Guess what doesn’t have resistant starch?
Fast food. Pre-packaged food. Processed food. Refined food.
Want to see this principle acted out in the real world?
Just recently, Tim Spector, a professor of genetic epidemiology at King’s College, London, wanted to learn what happens to your gut if you ate only McDonald’s for 10 straight days. His son, Tom, agreed to do the experiment and sent stool samples to different labs throughout the 10-day period.
The results were described as “astounding.” After just 10 days of eating fast food, his stool samples revealed that his gut microbes were “devastated” – about 40 percent of his bacteria species, amounting to over 1,400 different types, were lost. This severe loss of microbial diversity is a risk factor to obesity and diabetes. 2
Just give a thought to your poor bugs. First we zap them with antibiotics. Then we blast them with sugar. Then for the ones who might just have survived – we eat processed, packaged food that is all consumed – with nothing left over for them. So they starve.
No wonder one in five school-age children have eczema!
Here are some of the great things resistant starch can do for you: 3
- Increase the production of butyrate
- Promotes the growth of good bugs
- Suppress the growth of bad bugs
- Kills off pre-cancerous cells in your gut
- Reduces inflammation
- Help reduce the symptoms of IBS. 4
Resistant starch may help reduce the colorectal cancer risk that is associated with eating red meat. So if you’re a meat eater, it’s absolutely imperative you are eating resistant starch as well! 5
Okay, now we know that we want resistant starch in our diets. Where do we find it?

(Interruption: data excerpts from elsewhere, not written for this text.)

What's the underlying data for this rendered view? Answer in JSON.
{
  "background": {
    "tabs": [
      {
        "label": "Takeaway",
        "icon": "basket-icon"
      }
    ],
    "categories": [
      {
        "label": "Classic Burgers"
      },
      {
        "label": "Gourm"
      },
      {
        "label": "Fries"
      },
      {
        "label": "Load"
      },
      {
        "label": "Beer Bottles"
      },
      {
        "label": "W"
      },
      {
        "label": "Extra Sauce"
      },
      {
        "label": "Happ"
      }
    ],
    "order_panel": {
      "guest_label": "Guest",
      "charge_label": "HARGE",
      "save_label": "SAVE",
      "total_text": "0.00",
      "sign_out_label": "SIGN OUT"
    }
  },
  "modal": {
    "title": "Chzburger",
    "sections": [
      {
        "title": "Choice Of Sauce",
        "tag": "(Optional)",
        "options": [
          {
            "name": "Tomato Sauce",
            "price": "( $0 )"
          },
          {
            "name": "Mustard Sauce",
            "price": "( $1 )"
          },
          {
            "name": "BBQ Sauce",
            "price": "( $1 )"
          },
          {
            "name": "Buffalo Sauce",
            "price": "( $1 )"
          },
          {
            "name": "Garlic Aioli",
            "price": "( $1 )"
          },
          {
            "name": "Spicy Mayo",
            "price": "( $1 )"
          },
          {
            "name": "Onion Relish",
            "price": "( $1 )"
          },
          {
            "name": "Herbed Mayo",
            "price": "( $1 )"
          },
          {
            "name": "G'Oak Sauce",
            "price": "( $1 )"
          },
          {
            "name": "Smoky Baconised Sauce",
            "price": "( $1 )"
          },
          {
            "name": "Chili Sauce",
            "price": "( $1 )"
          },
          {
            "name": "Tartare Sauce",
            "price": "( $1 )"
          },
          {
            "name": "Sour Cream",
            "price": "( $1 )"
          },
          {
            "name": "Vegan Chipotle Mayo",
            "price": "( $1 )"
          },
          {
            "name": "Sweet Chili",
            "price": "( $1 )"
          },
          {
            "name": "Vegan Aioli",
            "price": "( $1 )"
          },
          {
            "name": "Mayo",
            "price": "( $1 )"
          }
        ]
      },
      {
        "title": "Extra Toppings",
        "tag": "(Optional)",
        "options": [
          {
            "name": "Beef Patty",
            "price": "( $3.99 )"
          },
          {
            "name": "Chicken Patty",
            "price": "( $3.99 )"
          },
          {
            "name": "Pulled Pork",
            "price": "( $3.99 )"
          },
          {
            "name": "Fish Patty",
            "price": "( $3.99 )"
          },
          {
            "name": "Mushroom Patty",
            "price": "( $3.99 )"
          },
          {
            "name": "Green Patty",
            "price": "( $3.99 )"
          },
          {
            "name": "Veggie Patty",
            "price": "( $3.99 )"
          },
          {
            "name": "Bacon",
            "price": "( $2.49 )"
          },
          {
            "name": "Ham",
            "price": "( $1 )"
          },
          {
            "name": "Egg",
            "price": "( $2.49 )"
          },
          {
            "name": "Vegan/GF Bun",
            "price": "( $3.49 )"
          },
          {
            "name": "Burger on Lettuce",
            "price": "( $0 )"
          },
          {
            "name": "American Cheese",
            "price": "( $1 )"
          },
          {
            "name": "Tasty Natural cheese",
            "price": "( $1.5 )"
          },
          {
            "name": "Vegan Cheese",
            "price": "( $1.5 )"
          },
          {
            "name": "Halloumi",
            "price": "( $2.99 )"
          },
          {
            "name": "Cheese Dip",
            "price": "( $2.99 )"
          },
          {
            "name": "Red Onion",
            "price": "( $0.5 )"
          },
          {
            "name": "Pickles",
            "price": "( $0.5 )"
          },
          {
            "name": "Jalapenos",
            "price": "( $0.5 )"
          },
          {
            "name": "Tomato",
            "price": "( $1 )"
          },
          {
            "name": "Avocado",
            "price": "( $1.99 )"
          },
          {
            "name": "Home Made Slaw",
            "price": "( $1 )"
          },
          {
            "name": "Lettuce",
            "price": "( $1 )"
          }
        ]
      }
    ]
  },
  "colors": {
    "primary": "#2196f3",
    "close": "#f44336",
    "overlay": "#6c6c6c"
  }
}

Good examples of natural sources of resistant starch include bananas that are still slightly green, cooked and cooled potatoes [such as potato salad], whole grains, beans, chickpeas, and lentils.
Legumes are particularly brilliant, it turns out. Black beans, for instance, contain the highest amount of total dietary fibre (43 percent), and 63 percent of their total starch content is resistant starch that makes it to the colon.

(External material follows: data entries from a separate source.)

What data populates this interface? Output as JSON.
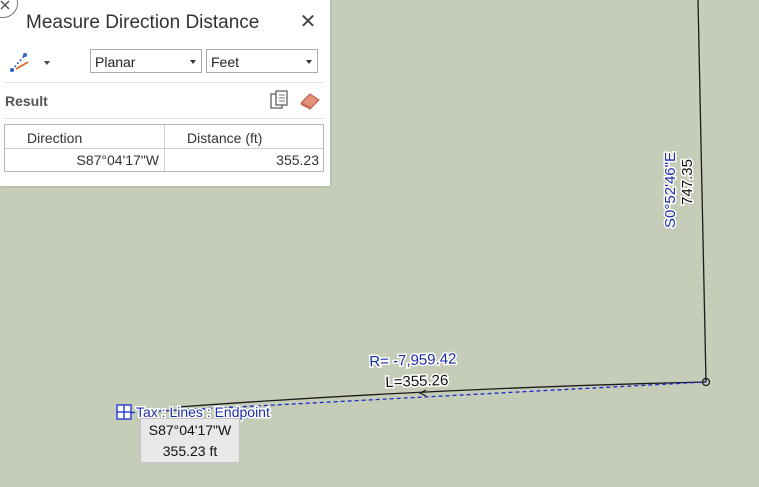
{
  "pane": {
    "title": "Measure Direction Distance",
    "close_glyph": "✕",
    "mode_select": "Planar",
    "unit_select": "Feet",
    "result_label": "Result",
    "columns": [
      "Direction",
      "Distance (ft)"
    ],
    "rows": [
      {
        "direction": "S87°04'17\"W",
        "distance": "355.23"
      }
    ]
  },
  "map": {
    "vertical_line_bearing": "S0°52'46\"E",
    "vertical_line_length": "747.35",
    "curve_radius": "R= -7,959.42",
    "curve_length": "L=355.26",
    "snap_label": "Tax : Lines : Endpoint",
    "line_color": "#1a1a1a",
    "measure_line_color": "#1a2ecc",
    "label_color_blue": "#1a2ea8",
    "background": "#c5cdb8"
  },
  "tooltip": {
    "direction": "S87°04'17\"W",
    "distance": "355.23 ft"
  }
}
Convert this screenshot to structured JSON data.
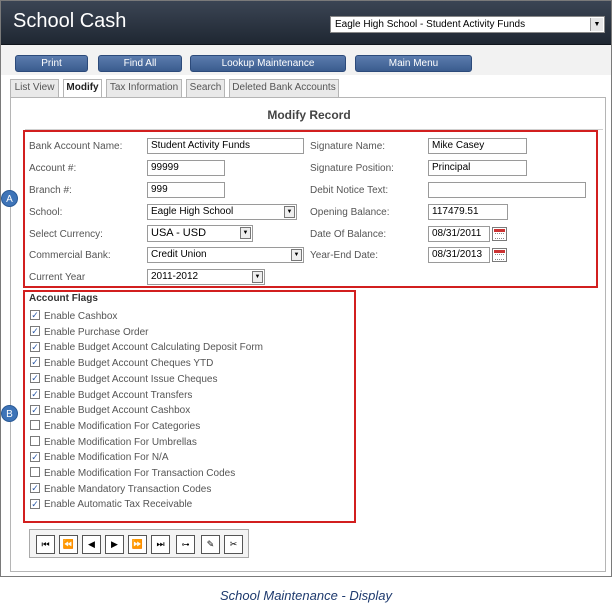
{
  "app": {
    "title": "School Cash",
    "school_selector": "Eagle High School - Student Activity Funds"
  },
  "nav_buttons": {
    "print": "Print",
    "find_all": "Find All",
    "lookup": "Lookup Maintenance",
    "main_menu": "Main Menu"
  },
  "tabs": {
    "list_view": "List View",
    "modify": "Modify",
    "tax_information": "Tax Information",
    "search": "Search",
    "deleted_bank_accounts": "Deleted Bank Accounts"
  },
  "section_title": "Modify Record",
  "form": {
    "bank_account_name": {
      "label": "Bank Account Name:",
      "value": "Student Activity Funds"
    },
    "account_number": {
      "label": "Account #:",
      "value": "99999"
    },
    "branch_number": {
      "label": "Branch #:",
      "value": "999"
    },
    "school": {
      "label": "School:",
      "value": "Eagle High School"
    },
    "select_currency": {
      "label": "Select Currency:",
      "value": "USA - USD"
    },
    "commercial_bank": {
      "label": "Commercial Bank:",
      "value": "Credit Union"
    },
    "current_year": {
      "label": "Current Year",
      "value": "2011-2012"
    },
    "signature_name": {
      "label": "Signature Name:",
      "value": "Mike Casey"
    },
    "signature_position": {
      "label": "Signature Position:",
      "value": "Principal"
    },
    "debit_notice_text": {
      "label": "Debit Notice Text:",
      "value": ""
    },
    "opening_balance": {
      "label": "Opening Balance:",
      "value": "117479.51"
    },
    "date_of_balance": {
      "label": "Date Of Balance:",
      "value": "08/31/2011"
    },
    "year_end_date": {
      "label": "Year-End Date:",
      "value": "08/31/2013"
    }
  },
  "badges": {
    "a": "A",
    "b": "B"
  },
  "account_flags": {
    "title": "Account Flags",
    "items": [
      {
        "label": "Enable Cashbox",
        "checked": true,
        "mark": "✓"
      },
      {
        "label": "Enable Purchase Order",
        "checked": true,
        "mark": "✓"
      },
      {
        "label": "Enable Budget Account Calculating Deposit Form",
        "checked": true,
        "mark": "✓"
      },
      {
        "label": "Enable Budget Account Cheques YTD",
        "checked": true,
        "mark": "✓"
      },
      {
        "label": "Enable Budget Account Issue Cheques",
        "checked": true,
        "mark": "✓"
      },
      {
        "label": "Enable Budget Account Transfers",
        "checked": true,
        "mark": "✓"
      },
      {
        "label": "Enable Budget Account Cashbox",
        "checked": true,
        "mark": "✓"
      },
      {
        "label": "Enable Modification For Categories",
        "checked": false,
        "mark": ""
      },
      {
        "label": "Enable Modification For Umbrellas",
        "checked": false,
        "mark": ""
      },
      {
        "label": "Enable Modification For N/A",
        "checked": true,
        "mark": "✓"
      },
      {
        "label": "Enable Modification For Transaction Codes",
        "checked": false,
        "mark": ""
      },
      {
        "label": "Enable Mandatory Transaction Codes",
        "checked": true,
        "mark": "✓"
      },
      {
        "label": "Enable Automatic Tax Receivable",
        "checked": true,
        "mark": "✓"
      }
    ]
  },
  "pager_icons": {
    "first": "first-record-icon",
    "prev_page": "previous-page-icon",
    "prev": "previous-record-icon",
    "next": "next-record-icon",
    "next_page": "next-page-icon",
    "last": "last-record-icon",
    "link": "link-icon",
    "edit": "edit-icon",
    "delete": "delete-icon"
  },
  "colors": {
    "header_bg": "#2a323e",
    "nav_button": "#4a6b9e",
    "highlight_box": "#d21f1f",
    "badge": "#3e74b8"
  },
  "caption": "School Maintenance - Display"
}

Cereal grains, especially barley and corn, do have resistant starch but are lower in fibre than legumes. Heavily processed flours and grain-based products have very little resistant starch. Rice has just under 2 percent, and rolled oats have 15 percent reaching the colon.

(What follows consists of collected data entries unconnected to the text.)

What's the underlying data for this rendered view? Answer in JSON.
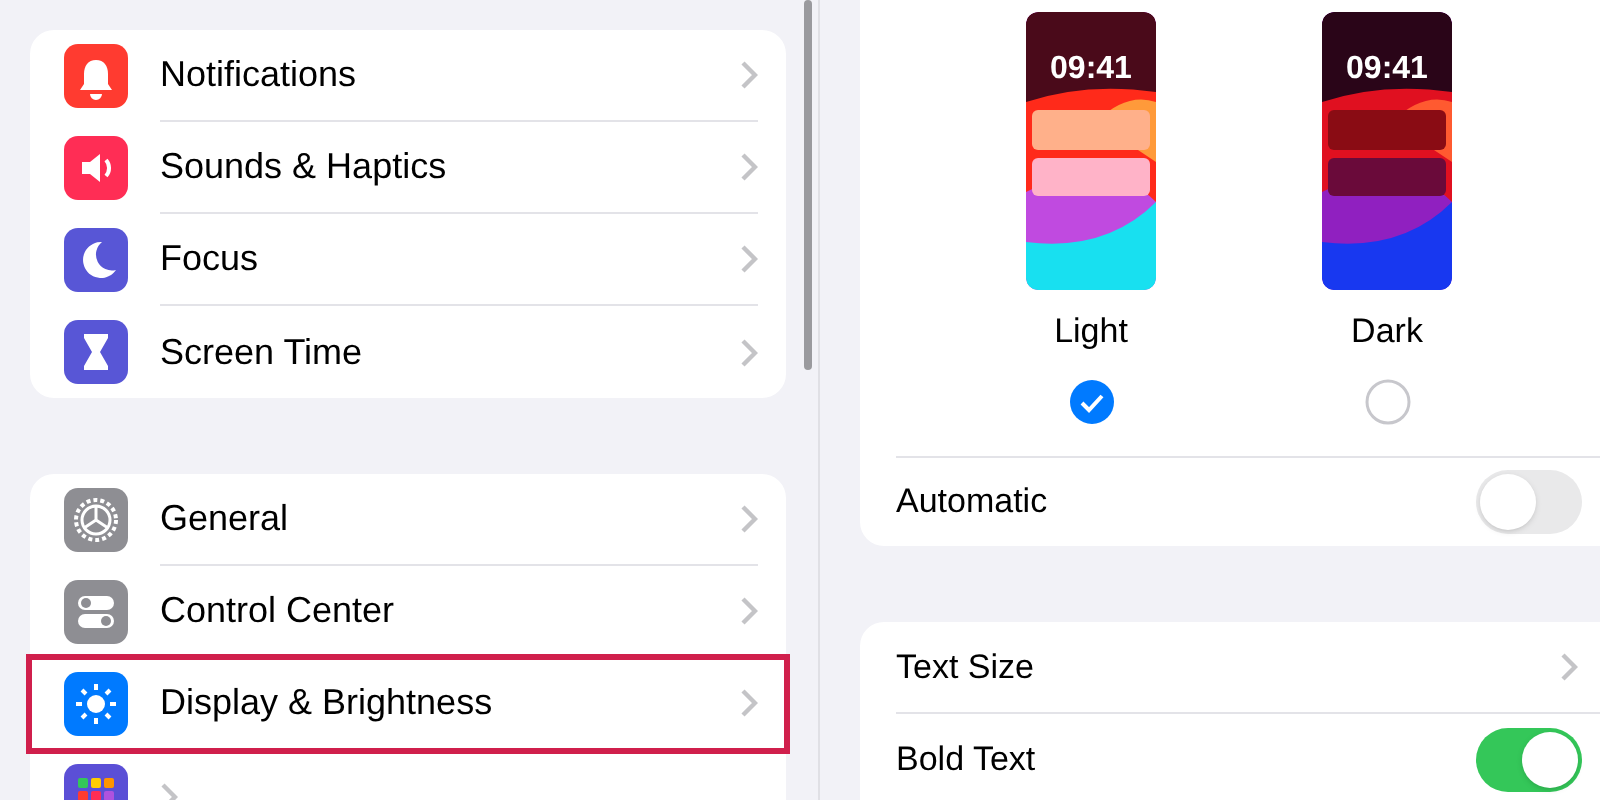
{
  "sidebar": {
    "groups": [
      {
        "items": [
          {
            "label": "Notifications",
            "color": "#ff3b30",
            "highlighted": false
          },
          {
            "label": "Sounds & Haptics",
            "color": "#ff2d55",
            "highlighted": false
          },
          {
            "label": "Focus",
            "color": "#5856d6",
            "highlighted": false
          },
          {
            "label": "Screen Time",
            "color": "#5856d6",
            "highlighted": false
          }
        ]
      },
      {
        "items": [
          {
            "label": "General",
            "color": "#8e8e93",
            "highlighted": false
          },
          {
            "label": "Control Center",
            "color": "#8e8e93",
            "highlighted": false
          },
          {
            "label": "Display & Brightness",
            "color": "#007aff",
            "highlighted": true
          },
          {
            "color": "#5b4fd6",
            "highlighted": false
          }
        ]
      }
    ]
  },
  "appearance": {
    "options": [
      {
        "label": "Light",
        "time": "09:41",
        "selected": true,
        "kind": "light"
      },
      {
        "label": "Dark",
        "time": "09:41",
        "selected": false,
        "kind": "dark"
      }
    ],
    "automatic": {
      "label": "Automatic",
      "on": false
    }
  },
  "text_settings": [
    {
      "kind": "link",
      "label": "Text Size"
    },
    {
      "kind": "toggle",
      "label": "Bold Text",
      "on": true
    }
  ]
}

“Flours don’t have much resistant starch, because they are processed so much. A lot of grain-based foods also don’t have very much resistant starch. If we eat grain-based materials that are not heavily processed and legumes, which we usually eat after minimal cooking, we get a lot of resistant starch and a lot of fibre as colonic foods,” advise the scientists. 6
Here’s an important tip – you’ve got to consume your resistant starch at room temperature. It needs to be cooked, then cooled, particularly when you’re dealing with starchy products like pasta salad or potato salad. 7
If you’re thinking potatoes, think COLD boiled potatoes. And since we know that white potatoes are high-GI, let’s go with COLD BOILED NEW POTATOES. Hey, that sounds like new potato salad! Note to self…create a gut-friendly new potato salad recipe…
Coming soon! ; )
And of course, don’t forget to drink your kefir every day – to put those good bugs back in there to begin with. Because good bugs + resistant starch = happy immune system!